I used to look at our Google Cloud Storage buckets with a sense of frustration.

They were full of valuable data—scanned invoices from vendors, product images, customer support transcripts—all locked away in unstructured files like PDFs and JPEGs.

As a data engineer who thinks in SQL, this was the final frontier, a wall between my structured world in BigQuery and the messy reality of the business. I always thought analyzing that data would require some complex, bespoke Python pipeline.

I was wrong. The day I first ran a SQL query that joined a relational table with the contents of a PDF, it felt like I had unlocked a superpower.

The magic comes from combining three GCP services.

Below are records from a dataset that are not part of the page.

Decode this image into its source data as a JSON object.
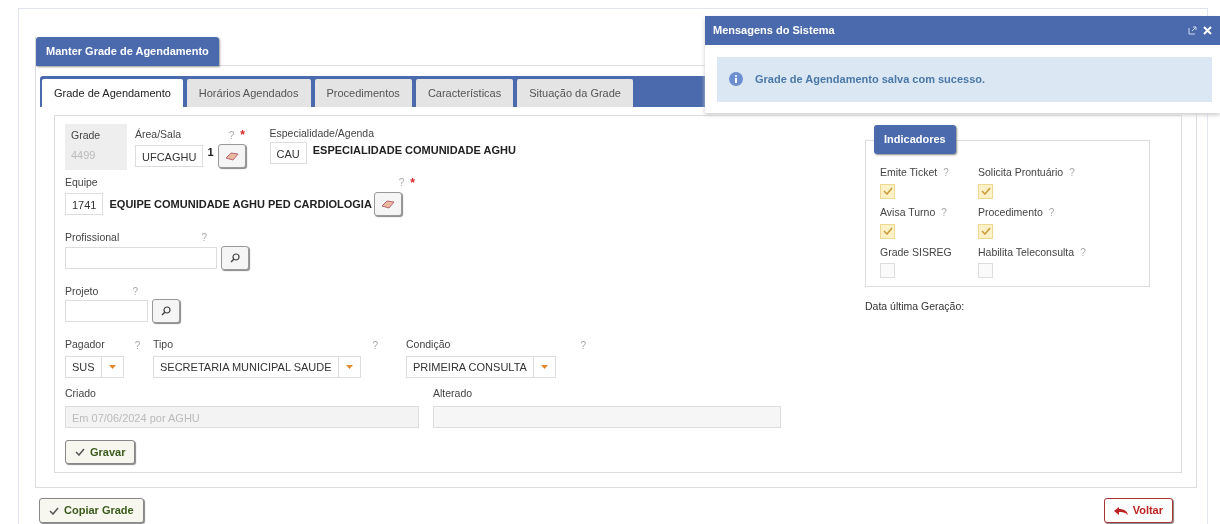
{
  "panel_title": "Manter Grade de Agendamento",
  "tabs": [
    {
      "label": "Grade de Agendamento",
      "selected": true
    },
    {
      "label": "Horários Agendados",
      "selected": false
    },
    {
      "label": "Procedimentos",
      "selected": false
    },
    {
      "label": "Características",
      "selected": false
    },
    {
      "label": "Situação da Grade",
      "selected": false
    }
  ],
  "grade": {
    "label": "Grade",
    "value": "4499",
    "disabled": true
  },
  "area_sala": {
    "label": "Área/Sala",
    "help": "?",
    "required": "*",
    "value": "UFCAGHU",
    "suffix": "1"
  },
  "especialidade": {
    "label": "Especialidade/Agenda",
    "code": "CAU",
    "name": "ESPECIALIDADE COMUNIDADE AGHU"
  },
  "equipe": {
    "label": "Equipe",
    "help": "?",
    "required": "*",
    "code": "1741",
    "name": "EQUIPE COMUNIDADE AGHU PED CARDIOLOGIA"
  },
  "profissional": {
    "label": "Profissional",
    "help": "?"
  },
  "projeto": {
    "label": "Projeto",
    "help": "?"
  },
  "pagador": {
    "label": "Pagador",
    "help": "?",
    "value": "SUS"
  },
  "tipo": {
    "label": "Tipo",
    "help": "?",
    "value": "SECRETARIA MUNICIPAL SAUDE"
  },
  "condicao": {
    "label": "Condição",
    "help": "?",
    "value": "PRIMEIRA CONSULTA"
  },
  "criado": {
    "label": "Criado",
    "value": "Em 07/06/2024 por AGHU",
    "disabled": true
  },
  "alterado": {
    "label": "Alterado"
  },
  "save_button": "Gravar",
  "indicadores": {
    "title": "Indicadores",
    "items": [
      {
        "label": "Emite Ticket",
        "help": "?",
        "checked": true
      },
      {
        "label": "Solicita Prontuário",
        "help": "?",
        "checked": true
      },
      {
        "label": "Avisa Turno",
        "help": "?",
        "checked": true
      },
      {
        "label": "Procedimento",
        "help": "?",
        "checked": true
      },
      {
        "label": "Grade SISREG",
        "checked": false
      },
      {
        "label": "Habilita Teleconsulta",
        "help": "?",
        "checked": false
      }
    ]
  },
  "data_ultima_geracao": "Data última Geração:",
  "copy_button": "Copiar Grade",
  "back_button": "Voltar",
  "messages": {
    "title": "Mensagens do Sistema",
    "text": "Grade de Agendamento salva com sucesso."
  }
}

First, we use BigQuery Object Tables. This creates a read-only “metadata table” in BigQuery that simply lists the files in a GCS bucket. It doesn’t move or parse them; it just makes them addressable with SQL.

Second, we set up a Cloud Function that acts as a wrapper around a powerful Vertex AI API, like Document AI for parsing forms. This function takes a file path as input, calls the AI service, and returns the extracted information as clean JSON.

The third and final piece is a BigQuery Remote Function, which is just a SQL-callable alias for our Cloud Function. This is what connects the dots. Now, from within a dbt model, I can write SQL that looks something like this: SELECT my_dataset.parse_invoice(gcs_uri) FROM my_object_table.

This is exactly how we automated our accounts payable verification. A dbt model runs daily.

It queries the Object Table to find new invoice PDFs that have landed in the GCS bucket. For each new file, it calls the remote function, which sends the PDF to Document AI and gets back a JSON object with the invoice ID, total amount, and vendor ID.

The dbt model then uses BigQuery’s built-in JSON functions to parse these fields and joins them against our trusted dim_vendors table to check for discrepancies.

The entire, incredibly powerful workflow is managed in a single SQL file, orchestrated by dbt.

We didn’t just query a PDF; we brought an entire unstructured business process into our analytical world.